Intel Wireless Docking and WiGig

While mobile devices have long outsold desktop PCs, for most of us, serious work still means a separate monitor, keyboard and mouse. But connecting and disconnecting a plethora of cables and dongles every time you move your notebook from A to B can be irritating, so Intel has been working on a solution that utilizes wireless gigabit (WiGig), which provides enough throughput to dock even full HD monitors.

What is WiGig?

Wireless gigabit (802.11ad) supports speeds up to 7 GB/s and operates at 60GHz, compared to Intel Wireless Display (WiDi), which is limited to 600 MB/s. WiGig is designed to operate with low power and high speeds at very short distances, 10 meters maximum, so is ideally suited to connecting devices that require large amounts of bandwidth at short range. Because of its limited reach, in practice around 1.2 meters, and inability to penetrate walls, WiGig isn’t going to replace your home WIFI network at the moment.

Intel WiGig technology (Image Credit: Intel)
Intel WiGig technology (Image Credit: Intel)

Besides the fast speeds, WiGig also benefits from being able to cope with dense office environments, where the sheer quantity of wireless devices might impact performance, and has built-in video codecs. WiGig security uses existing standards based on IEEE802.11 for encryption and authentication. Although not present in the current generation of devices, support for Intel Wireless Display and Rezence wireless power charging is planned for the future.

WiGig wireless docks

So what do you need for wireless docking? First of all a mobile device that supports WiGig and the Wireless Bus Extension (WBE) protocol, and a wireless dock, which Dell and Hewlett-Packard have already released to market. Both devices support dual displays via HDMI or DisplayPort, each up to 1080 pixels at 60 frames per second. But there’s still plenty of bandwidth left to support other peripheral devices, such as keyboards, mice, web cameras, printers, USB 3.0 portable disks, Ethernet, and audio equipment.

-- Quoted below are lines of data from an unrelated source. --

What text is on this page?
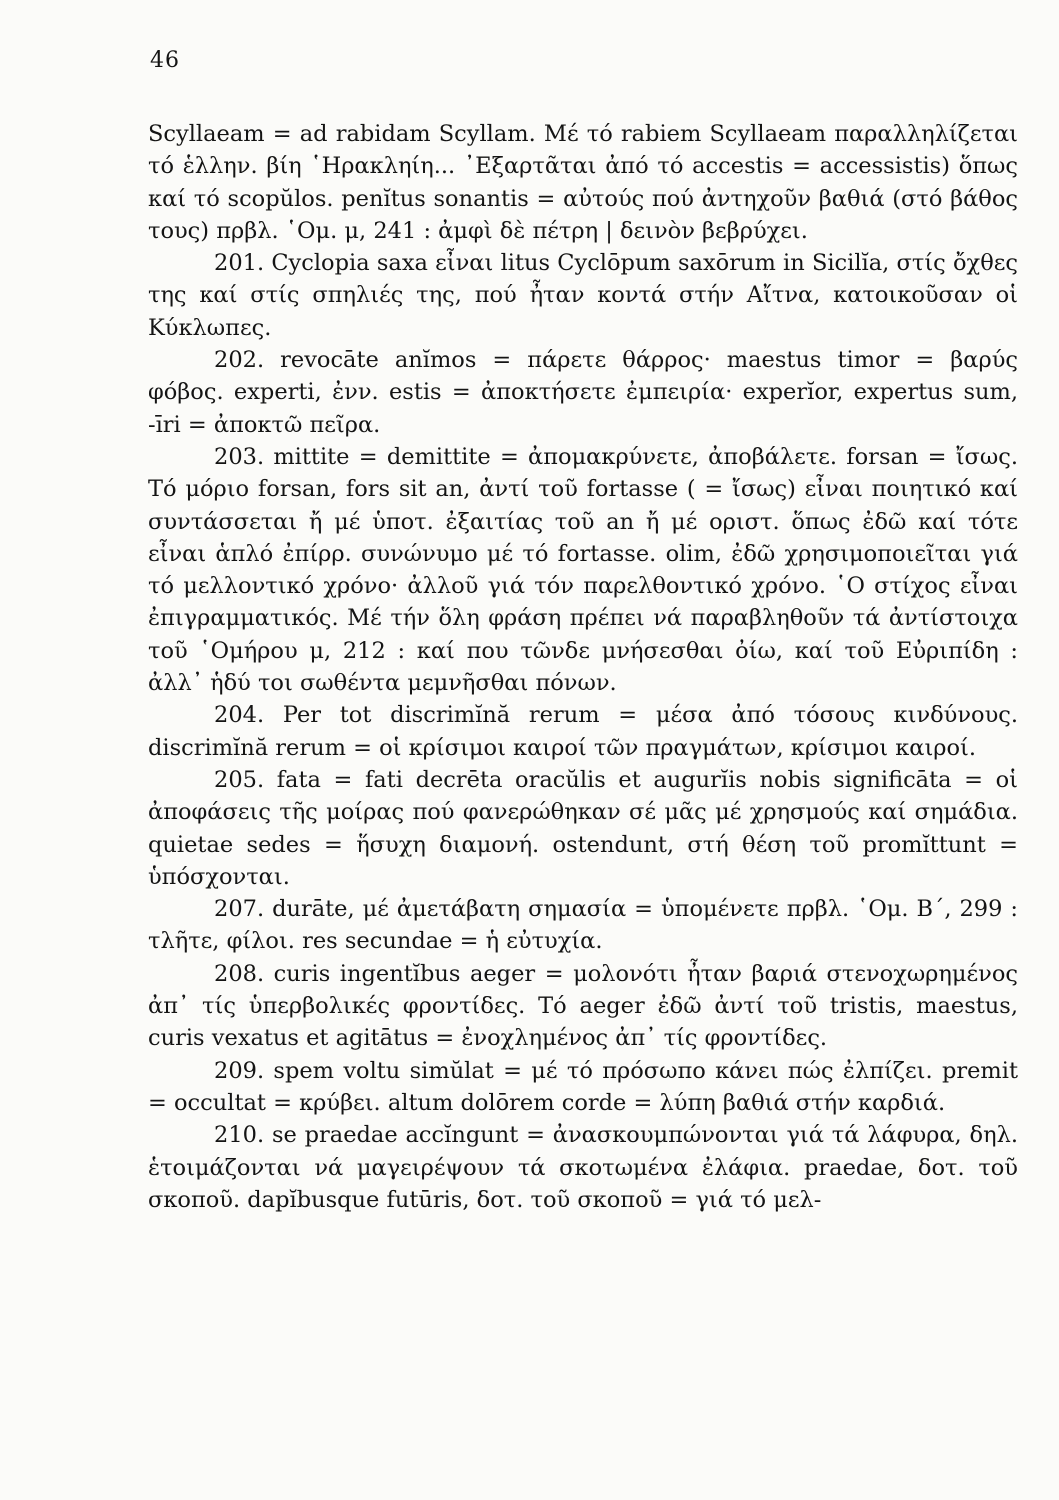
46

Scyllaeam = ad rabidam Scyllam. Μέ τό rabiem Scyllaeam παραλληλίζεται τό ἑλλην. βίη ῾Ηρακληίη... ᾿Εξαρτᾶται ἀπό τό accestis = accessistis) ὅπως καί τό scopŭlos. penĭtus sonantis = αὐτούς πού ἀντηχοῦν βαθιά (στό βάθος τους) πρβλ. ῾Ομ. μ, 241 : ἀμφὶ δὲ πέτρη | δεινὸν βεβρύχει.

201. Cyclopia saxa εἶναι litus Cyclōpum saxōrum in Sicilĭa, στίς ὄχθες της καί στίς σπηλιές της, πού ἦταν κοντά στήν Αἴτνα, κατοικοῦσαν οἱ Κύκλωπες.

202. revocāte anĭmos = πάρετε θάρρος· maestus timor = βαρύς φόβος. experti, ἐνν. estis = ἀποκτήσετε ἐμπειρία· experĭor, expertus sum, -īri = ἀποκτῶ πεῖρα.

203. mittite = demittite = ἀπομακρύνετε, ἀποβάλετε. forsan = ἴσως. Τό μόριο forsan, fors sit an, ἀντί τοῦ fortasse ( = ἴσως) εἶναι ποιητικό καί συντάσσεται ἤ μέ ὑποτ. ἐξαιτίας τοῦ an ἤ μέ οριστ. ὅπως ἐδῶ καί τότε εἶναι ἁπλό ἐπίρρ. συνώνυμο μέ τό fortasse. olim, ἐδῶ χρησιμοποιεῖται γιά τό μελλοντικό χρόνο· ἀλλοῦ γιά τόν παρελθοντικό χρόνο. ῾Ο στίχος εἶναι ἐπιγραμματικός. Μέ τήν ὅλη φράση πρέπει νά παραβληθοῦν τά ἀντίστοιχα τοῦ ῾Ομήρου μ, 212 : καί που τῶνδε μνήσεσθαι ὀίω, καί τοῦ Εὐριπίδη : ἀλλ᾿ ἡδύ τοι σωθέντα μεμνῆσθαι πόνων.

204. Per tot discrimĭnă rerum = μέσα ἀπό τόσους κινδύνους. discrimĭnă rerum = οἱ κρίσιμοι καιροί τῶν πραγμάτων, κρίσιμοι καιροί.

205. fata = fati decrēta oracŭlis et augurĭis nobis significāta = οἱ ἀποφάσεις τῆς μοίρας πού φανερώθηκαν σέ μᾶς μέ χρησμούς καί σημάδια. quietae sedes = ἥσυχη διαμονή. ostendunt, στή θέση τοῦ promĭttunt = ὑπόσχονται.

207. durāte, μέ ἀμετάβατη σημασία = ὑπομένετε πρβλ. ῾Ομ. Β΄, 299 : τλῆτε, φίλοι. res secundae = ἡ εὐτυχία.

208. curis ingentĭbus aeger = μολονότι ἦταν βαριά στενοχωρημένος ἀπ᾿ τίς ὑπερβολικές φροντίδες. Τό aeger ἐδῶ ἀντί τοῦ tristis, maestus, curis vexatus et agitātus = ἐνοχλημένος ἀπ᾿ τίς φροντίδες.

209. spem voltu simŭlat = μέ τό πρόσωπο κάνει πώς ἐλπίζει. premit = occultat = κρύβει. altum dolōrem corde = λύπη βαθιά στήν καρδιά.

210. se praedae accĭngunt = ἀνασκουμπώνονται γιά τά λάφυρα, δηλ. ἑτοιμάζονται νά μαγειρέψουν τά σκοτωμένα ἐλάφια. praedae, δοτ. τοῦ σκοποῦ. dapĭbusque futūris, δοτ. τοῦ σκοποῦ = γιά τό μελ-
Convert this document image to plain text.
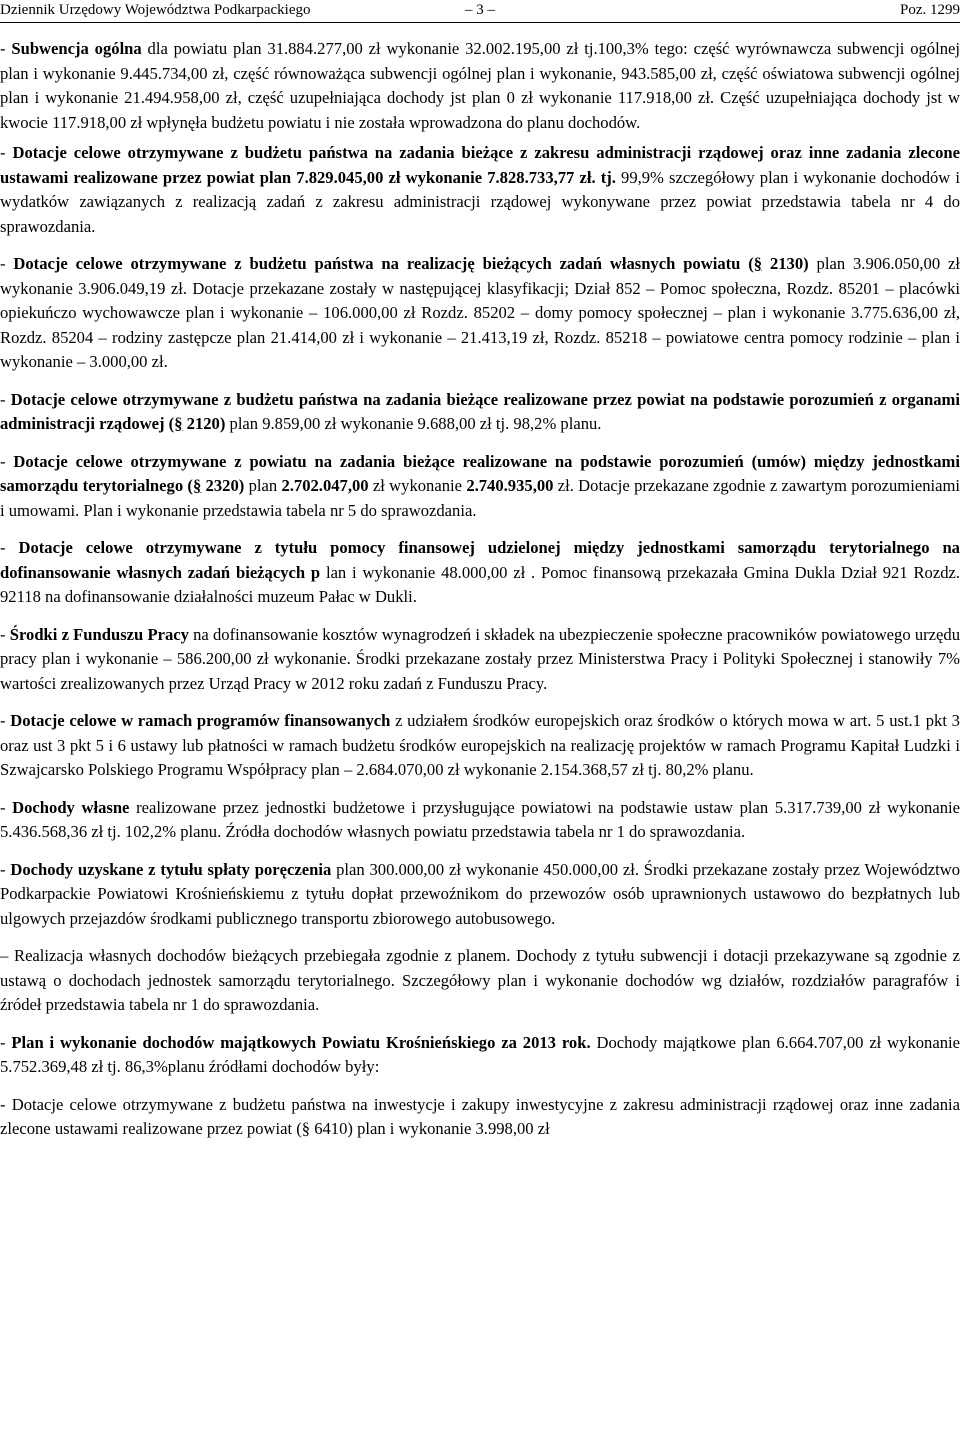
Dziennik Urzędowy Województwa Podkarpackiego	– 3 –	Poz. 1299

- Subwencja ogólna dla powiatu plan 31.884.277,00 zł wykonanie 32.002.195,00 zł tj.100,3% tego: część wyrównawcza subwencji ogólnej plan i wykonanie 9.445.734,00 zł, część równoważąca subwencji ogólnej plan i wykonanie, 943.585,00 zł, część oświatowa subwencji ogólnej plan i wykonanie 21.494.958,00 zł, część uzupełniająca dochody jst plan 0 zł wykonanie 117.918,00 zł. Część uzupełniająca dochody jst w kwocie 117.918,00 zł wpłynęła budżetu powiatu i nie została wprowadzona do planu dochodów.

- Dotacje celowe otrzymywane z budżetu państwa na zadania bieżące z zakresu administracji rządowej oraz inne zadania zlecone ustawami realizowane przez powiat plan 7.829.045,00 zł wykonanie 7.828.733,77 zł. tj. 99,9% szczegółowy plan i wykonanie dochodów i wydatków zawiązanych z realizacją zadań z zakresu administracji rządowej wykonywane przez powiat przedstawia tabela nr 4 do sprawozdania.

- Dotacje celowe otrzymywane z budżetu państwa na realizację bieżących zadań własnych powiatu (§ 2130) plan 3.906.050,00 zł wykonanie 3.906.049,19 zł. Dotacje przekazane zostały w następującej klasyfikacji; Dział 852 – Pomoc społeczna, Rozdz. 85201 – placówki opiekuńczo wychowawcze plan i wykonanie – 106.000,00 zł Rozdz. 85202 – domy pomocy społecznej – plan i wykonanie 3.775.636,00 zł, Rozdz. 85204 – rodziny zastępcze plan 21.414,00 zł i wykonanie – 21.413,19 zł, Rozdz. 85218 – powiatowe centra pomocy rodzinie – plan i wykonanie – 3.000,00 zł.

- Dotacje celowe otrzymywane z budżetu państwa na zadania bieżące realizowane przez powiat na podstawie porozumień z organami administracji rządowej (§ 2120) plan 9.859,00 zł wykonanie 9.688,00 zł tj. 98,2% planu.

- Dotacje celowe otrzymywane z powiatu na zadania bieżące realizowane na podstawie porozumień (umów) między jednostkami samorządu terytorialnego (§ 2320) plan 2.702.047,00 zł wykonanie 2.740.935,00 zł. Dotacje przekazane zgodnie z zawartym porozumieniami i umowami. Plan i wykonanie przedstawia tabela nr 5 do sprawozdania.

- Dotacje celowe otrzymywane z tytułu pomocy finansowej udzielonej między jednostkami samorządu terytorialnego na dofinansowanie własnych zadań bieżących p lan i wykonanie 48.000,00 zł . Pomoc finansową przekazała Gmina Dukla Dział 921 Rozdz. 92118 na dofinansowanie działalności muzeum Pałac w Dukli.

- Środki z Funduszu Pracy na dofinansowanie kosztów wynagrodzeń i składek na ubezpieczenie społeczne pracowników powiatowego urzędu pracy plan i wykonanie – 586.200,00 zł wykonanie. Środki przekazane zostały przez Ministerstwa Pracy i Polityki Społecznej i stanowiły 7% wartości zrealizowanych przez Urząd Pracy w 2012 roku zadań z Funduszu Pracy.

- Dotacje celowe w ramach programów finansowanych z udziałem środków europejskich oraz środków o których mowa w art. 5 ust.1 pkt 3 oraz ust 3 pkt 5 i 6 ustawy lub płatności w ramach budżetu środków europejskich na realizację projektów w ramach Programu Kapitał Ludzki i Szwajcarsko Polskiego Programu Współpracy plan – 2.684.070,00 zł wykonanie 2.154.368,57 zł tj. 80,2% planu.

- Dochody własne realizowane przez jednostki budżetowe i przysługujące powiatowi na podstawie ustaw plan 5.317.739,00 zł wykonanie 5.436.568,36 zł tj. 102,2% planu. Źródła dochodów własnych powiatu przedstawia tabela nr 1 do sprawozdania.

- Dochody uzyskane z tytułu spłaty poręczenia plan 300.000,00 zł wykonanie 450.000,00 zł. Środki przekazane zostały przez Województwo Podkarpackie Powiatowi Krośnieńskiemu z tytułu dopłat przewoźnikom do przewozów osób uprawnionych ustawowo do bezpłatnych lub ulgowych przejazdów środkami publicznego transportu zbiorowego autobusowego.

– Realizacja własnych dochodów bieżących przebiegała zgodnie z planem. Dochody z tytułu subwencji i dotacji przekazywane są zgodnie z ustawą o dochodach jednostek samorządu terytorialnego. Szczegółowy plan i wykonanie dochodów wg działów, rozdziałów paragrafów i źródeł przedstawia tabela nr 1 do sprawozdania.

- Plan i wykonanie dochodów majątkowych Powiatu Krośnieńskiego za 2013 rok. Dochody majątkowe plan 6.664.707,00 zł wykonanie 5.752.369,48 zł tj. 86,3%planu źródłami dochodów były:

- Dotacje celowe otrzymywane z budżetu państwa na inwestycje i zakupy inwestycyjne z zakresu administracji rządowej oraz inne zadania zlecone ustawami realizowane przez powiat (§ 6410) plan i wykonanie 3.998,00 zł
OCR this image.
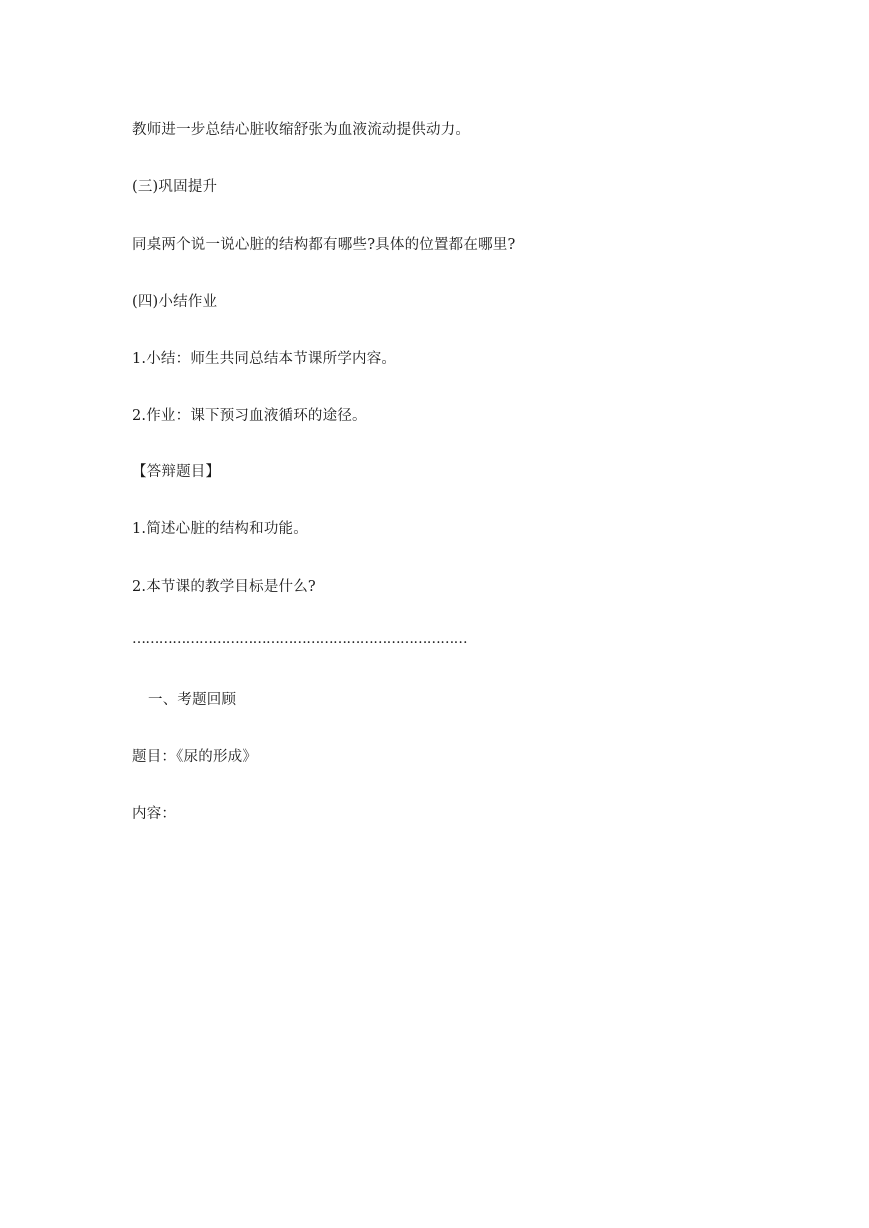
教师进一步总结心脏收缩舒张为血液流动提供动力。
(三)巩固提升
同桌两个说一说心脏的结构都有哪些?具体的位置都在哪里?
(四)小结作业
1.小结：师生共同总结本节课所学内容。
2.作业：课下预习血液循环的途径。
【答辩题目】
1.简述心脏的结构和功能。
2.本节课的教学目标是什么?
…………………………………………………………………
一、考题回顾
题目：《尿的形成》
内容：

Dell wireless dock (Image Credit: Dell)
Dell wireless dock (Image Credit: Dell)

Notebooks with WiGig aren’t that common right now, and tend to be limited to high-end models, but as WiGig becomes more prevalent, reliable wireless docking, and other applications, such as the ability to stream 4K video from point-to-point, will become more common in consumer-grade hardware.